We all know the feeling.
We all know the feeling. You’ve just stuffed yourself silly with Turkey, Sprouts and the works at the dinner table and all you want to do is retire to the comfy sofa and watch a classic Christmas movie. But which? With every genre under the sun covered in Christmas spirit, it is near on impossible to please the whole family, so why not pick a Christmas movie that is actually good? Forget about Elf and Home Alone, put Die Hard into your DVD player this Christmas.
Yes, Bruce Willis’ 1988 portrayal of the kick-arse cop John McLane is the ultimate Christmas movie. “But what of the constant swearing and violence, it is hardly a family film, is it?” I hear you cry. It doesn’t matter. Granny will be passed out in her armchair after one too many sherry’s and the youngsters will either be distracted by a mountain of toys or have worked themselves up into such excitement in the morning, they will have crashed on the living room floor.
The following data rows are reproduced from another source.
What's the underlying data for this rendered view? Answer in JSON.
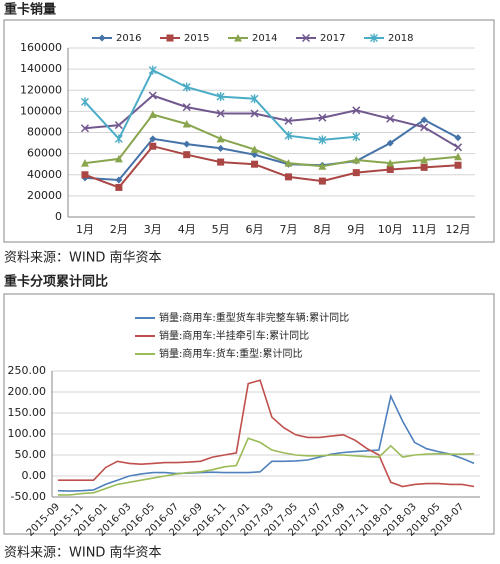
{
  "chart_data": [
    {
      "type": "line",
      "title": "重卡销量",
      "source": "资料来源：WIND 南华资本",
      "categories": [
        "1月",
        "2月",
        "3月",
        "4月",
        "5月",
        "6月",
        "7月",
        "8月",
        "9月",
        "10月",
        "11月",
        "12月"
      ],
      "ylim": [
        0,
        160000
      ],
      "yticks": [
        0,
        20000,
        40000,
        60000,
        80000,
        100000,
        120000,
        140000,
        160000
      ],
      "grid": true,
      "legend": "top",
      "series": [
        {
          "name": "2016",
          "color": "#4572A7",
          "marker": "diamond",
          "values": [
            37000,
            35000,
            74000,
            69000,
            65000,
            59000,
            50000,
            49000,
            53000,
            70000,
            92000,
            75000
          ]
        },
        {
          "name": "2015",
          "color": "#AA4643",
          "marker": "square",
          "values": [
            40000,
            28000,
            67000,
            59000,
            52000,
            50000,
            38000,
            34000,
            42000,
            45000,
            47000,
            49000
          ]
        },
        {
          "name": "2014",
          "color": "#89A54E",
          "marker": "triangle",
          "values": [
            51000,
            55000,
            97000,
            88000,
            74000,
            64000,
            51000,
            48000,
            54000,
            51000,
            54000,
            57000
          ]
        },
        {
          "name": "2017",
          "color": "#71588F",
          "marker": "x",
          "values": [
            84000,
            87000,
            115000,
            104000,
            98000,
            98000,
            91000,
            94000,
            101000,
            93000,
            85000,
            66000
          ]
        },
        {
          "name": "2018",
          "color": "#4BACC6",
          "marker": "star",
          "values": [
            109000,
            74000,
            139000,
            123000,
            114000,
            112000,
            77000,
            73000,
            76000,
            null,
            null,
            null
          ]
        }
      ]
    },
    {
      "type": "line",
      "title": "重卡分项累计同比",
      "source": "资料来源：WIND 南华资本",
      "categories": [
        "2015-09",
        null,
        "2015-11",
        null,
        "2016-01",
        null,
        "2016-03",
        null,
        "2016-05",
        null,
        "2016-07",
        null,
        "2016-09",
        null,
        "2016-11",
        null,
        "2017-01",
        null,
        "2017-03",
        null,
        "2017-05",
        null,
        "2017-07",
        null,
        "2017-09",
        null,
        "2017-11",
        null,
        "2018-01",
        null,
        "2018-03",
        null,
        "2018-05",
        null,
        "2018-07",
        null
      ],
      "ylim": [
        -50,
        250
      ],
      "yticks": [
        {
          "value": -50,
          "label": "-50.00"
        },
        {
          "value": 0,
          "label": "0.00"
        },
        {
          "value": 50,
          "label": "50.00"
        },
        {
          "value": 100,
          "label": "100.00"
        },
        {
          "value": 150,
          "label": "150.00"
        },
        {
          "value": 200,
          "label": "200.00"
        },
        {
          "value": 250,
          "label": "250.00"
        }
      ],
      "grid": true,
      "legend": "top",
      "series": [
        {
          "name": "销量:商用车:重型货车非完整车辆:累计同比",
          "color": "#4F81BD",
          "values": [
            -35,
            -36,
            -35,
            -33,
            -20,
            -10,
            0,
            5,
            8,
            8,
            6,
            7,
            8,
            9,
            8,
            8,
            8,
            10,
            35,
            35,
            36,
            38,
            45,
            52,
            56,
            58,
            60,
            62,
            190,
            130,
            80,
            65,
            58,
            52,
            42,
            30
          ]
        },
        {
          "name": "销量:商用车:半挂牵引车:累计同比",
          "color": "#C0504D",
          "values": [
            -10,
            -10,
            -10,
            -10,
            20,
            35,
            30,
            28,
            30,
            32,
            32,
            33,
            35,
            45,
            50,
            55,
            220,
            228,
            140,
            115,
            98,
            92,
            92,
            95,
            98,
            85,
            65,
            50,
            -15,
            -25,
            -20,
            -18,
            -18,
            -20,
            -20,
            -25
          ]
        },
        {
          "name": "销量:商用车:货车:重型:累计同比",
          "color": "#9BBB59",
          "values": [
            -45,
            -45,
            -42,
            -40,
            -30,
            -20,
            -15,
            -10,
            -5,
            0,
            5,
            8,
            10,
            15,
            22,
            25,
            90,
            80,
            62,
            55,
            50,
            48,
            48,
            50,
            50,
            48,
            46,
            45,
            72,
            45,
            50,
            52,
            53,
            52,
            52,
            53
          ]
        }
      ]
    }
  ]
}
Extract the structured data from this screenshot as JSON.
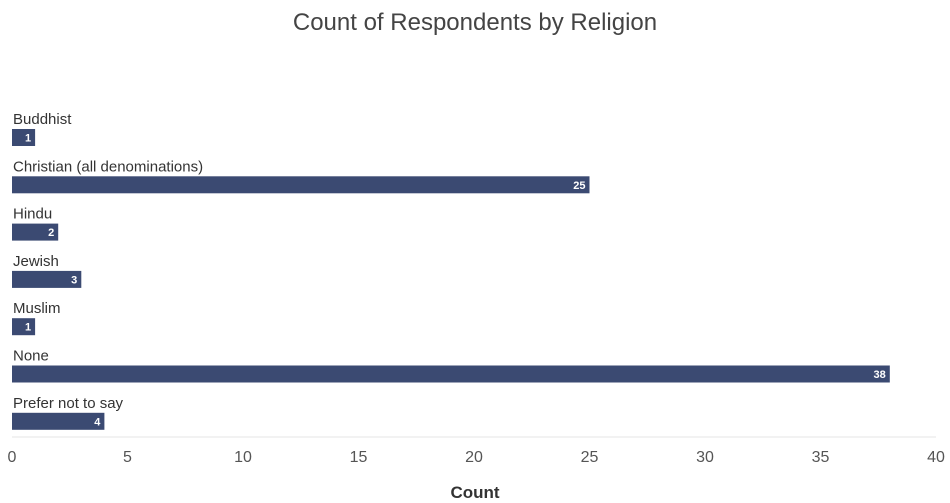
{
  "chart_data": {
    "type": "bar",
    "orientation": "horizontal",
    "title": "Count of Respondents by Religion",
    "xlabel": "Count",
    "ylabel": "",
    "categories": [
      "Buddhist",
      "Christian (all denominations)",
      "Hindu",
      "Jewish",
      "Muslim",
      "None",
      "Prefer not to say"
    ],
    "values": [
      1,
      25,
      2,
      3,
      1,
      38,
      4
    ],
    "xlim": [
      0,
      40
    ],
    "xticks": [
      0,
      5,
      10,
      15,
      20,
      25,
      30,
      35,
      40
    ],
    "grid": false,
    "legend": "none",
    "colors": {
      "bar": "#3b4a72",
      "bar_label": "#ffffff"
    }
  }
}
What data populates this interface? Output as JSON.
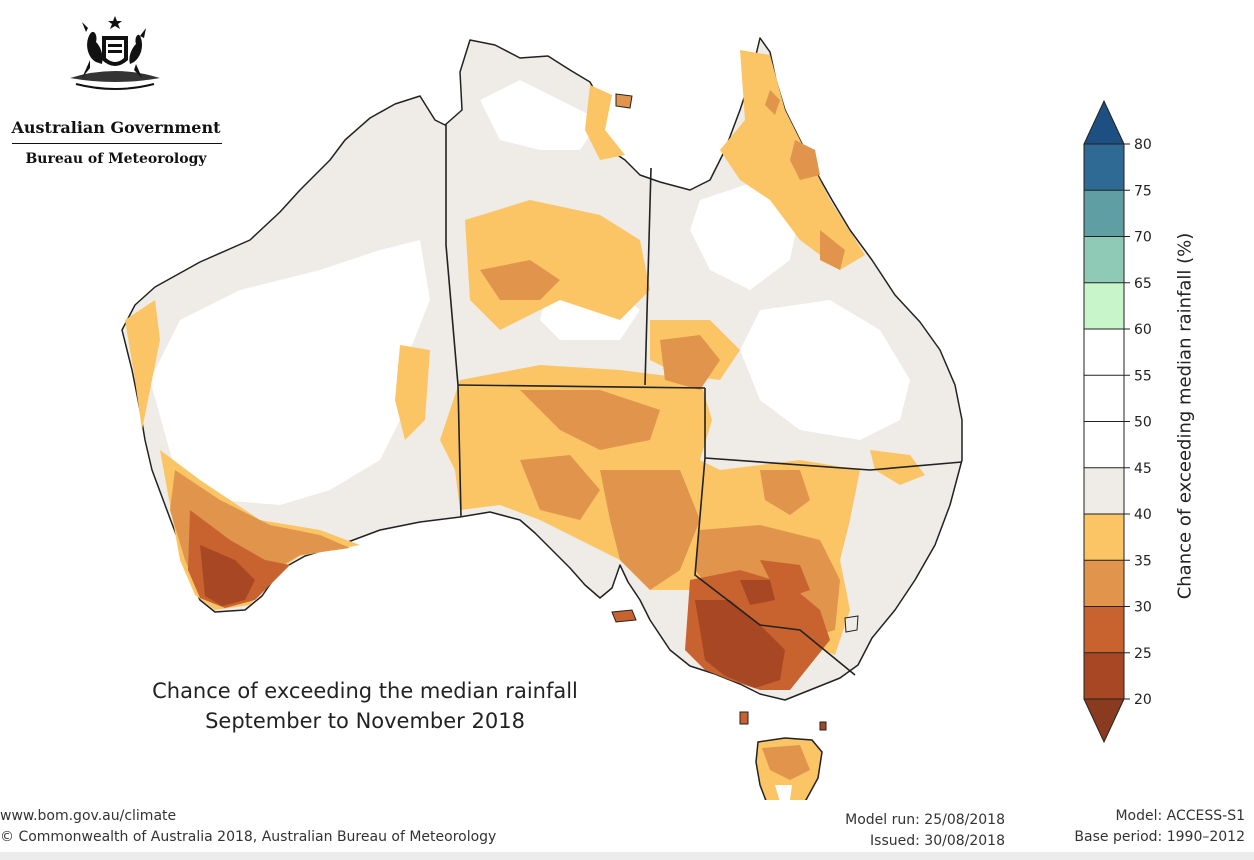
{
  "logo": {
    "gov": "Australian Government",
    "bureau": "Bureau of Meteorology"
  },
  "map": {
    "title_line1": "Chance of exceeding the median rainfall",
    "title_line2": "September to November 2018"
  },
  "legend": {
    "label": "Chance of exceeding median rainfall (%)",
    "ticks": [
      "80",
      "75",
      "70",
      "65",
      "60",
      "55",
      "50",
      "45",
      "40",
      "35",
      "30",
      "25",
      "20"
    ],
    "bins": [
      {
        "range": "75-80",
        "color": "#2e6a93"
      },
      {
        "range": "70-75",
        "color": "#5f9ea3"
      },
      {
        "range": "65-70",
        "color": "#8fcab7"
      },
      {
        "range": "60-65",
        "color": "#c8f5c9"
      },
      {
        "range": "55-60",
        "color": "#ffffff"
      },
      {
        "range": "50-55",
        "color": "#ffffff"
      },
      {
        "range": "45-50",
        "color": "#ffffff"
      },
      {
        "range": "40-45",
        "color": "#efebe6"
      },
      {
        "range": "35-40",
        "color": "#fbc565"
      },
      {
        "range": "30-35",
        "color": "#e0944c"
      },
      {
        "range": "25-30",
        "color": "#c8632f"
      },
      {
        "range": "20-25",
        "color": "#a84724"
      }
    ],
    "above_color": "#1d4f82",
    "below_color": "#8a3a1e"
  },
  "footer": {
    "url": "www.bom.gov.au/climate",
    "copyright": "© Commonwealth of Australia 2018, Australian Bureau of Meteorology",
    "model_run": "Model run: 25/08/2018",
    "issued": "Issued: 30/08/2018",
    "model": "Model: ACCESS-S1",
    "base_period": "Base period: 1990–2012"
  }
}
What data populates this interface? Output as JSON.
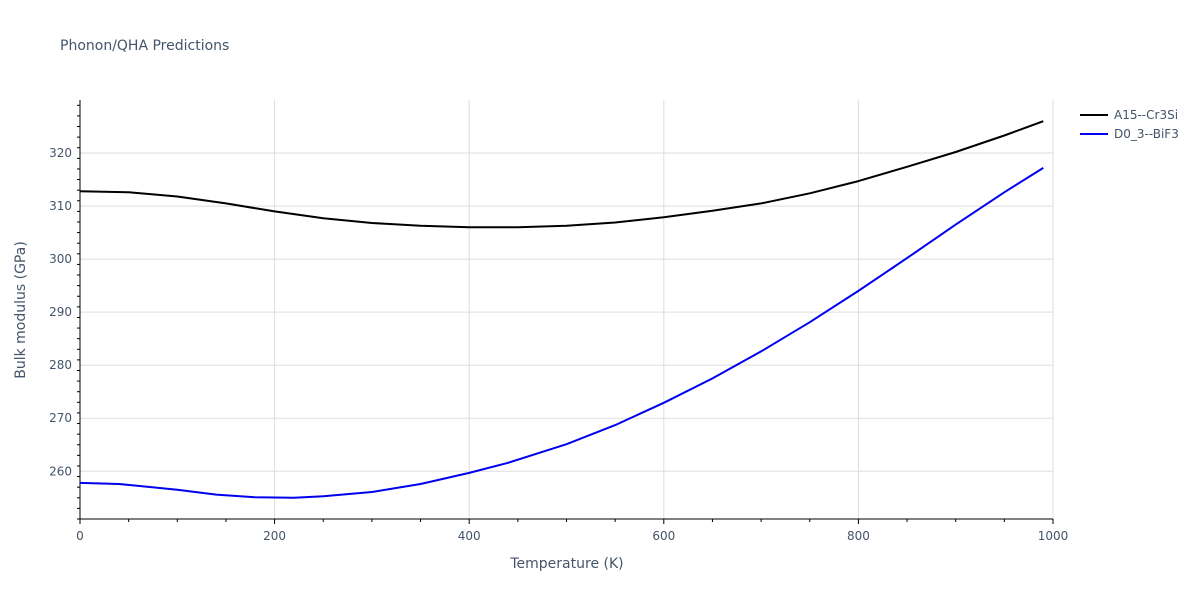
{
  "chart_data": {
    "type": "line",
    "title": "Phonon/QHA Predictions",
    "xlabel": "Temperature (K)",
    "ylabel": "Bulk modulus (GPa)",
    "xlim": [
      0,
      1000
    ],
    "ylim": [
      251,
      330
    ],
    "xticks": [
      0,
      200,
      400,
      600,
      800,
      1000
    ],
    "yticks": [
      260,
      270,
      280,
      290,
      300,
      310,
      320
    ],
    "grid": true,
    "legend_position": "top-right",
    "series": [
      {
        "name": "A15--Cr3Si",
        "color": "#000000",
        "x": [
          0,
          50,
          100,
          150,
          200,
          250,
          300,
          350,
          400,
          450,
          500,
          550,
          600,
          650,
          700,
          750,
          800,
          850,
          900,
          950,
          990
        ],
        "y": [
          312.8,
          312.6,
          311.8,
          310.5,
          309.0,
          307.7,
          306.8,
          306.3,
          306.0,
          306.0,
          306.3,
          306.9,
          307.9,
          309.1,
          310.5,
          312.4,
          314.7,
          317.4,
          320.2,
          323.3,
          326.0
        ]
      },
      {
        "name": "D0_3--BiF3",
        "color": "#0000ee",
        "x": [
          0,
          40,
          100,
          140,
          180,
          220,
          250,
          300,
          350,
          400,
          440,
          500,
          550,
          600,
          650,
          700,
          750,
          800,
          850,
          900,
          950,
          990
        ],
        "y": [
          257.8,
          257.6,
          256.5,
          255.6,
          255.1,
          255.0,
          255.3,
          256.1,
          257.6,
          259.7,
          261.6,
          265.1,
          268.7,
          272.9,
          277.5,
          282.6,
          288.1,
          294.0,
          300.2,
          306.5,
          312.6,
          317.2
        ]
      }
    ]
  }
}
Putting the violence to one side Die Hard does have some very stereotypical Christmassy themes running throughout:
From gangster rap carols in Argyle’s car to Vaughn Monroe’s “Let it snow” we are treated to a barrage of Christmas tunes to make us feel festive. By Christmas day you will be fed up of The Pogues, Band Aid and Slade, so the less commercial Christmas songs will give your tired ears a rest. While watching McLane pit his wits against the terrorist leader Hans Gruber, played by Alan Rickman, you will forget all about the torture your ears have gone under thanks to Wizzard and co.
There is no bigger theme in a Christmas movie than romance and, if you think about it, Die Hard is just a soppy Christmas love story with some terrorists thrown into the mix. McLane heads to Los Angeles on Christmas eve in an attempt to rescue his failing marriage. Arriving at the office Christmas party (the birthplace of many an office fling), McLane is quickly forced to have to fight off a horde of terrorists to save his wife.
It may not have the quirky Christmas comedy of Will Ferrel running round New York dressed as a giant elf, but Willis does lighten the mood of a terrorist situation with some killer one-liners. Whether it be shouting at emergency call operators “Does it sound like I’m ordering a pizza?” or complaining about a terrorists shoes not fitting “9 million terrorists and I gotta kill the one with feet smaller than my sister,” McLane makes Die Hard as funny as it is exhilarating.
A happy ending
What sort of Christmas movie ends badly? None of them! There are hardly any endings happier than Die Hard, as John and Holly walk off into the distance together, Sgt Powell has overcome his fear of firing his weapon and can get back to his real job and $600million fall from the sky. A few innocent hostages may have been killed, but, as it is Christmas, we can’t help but think of the positives!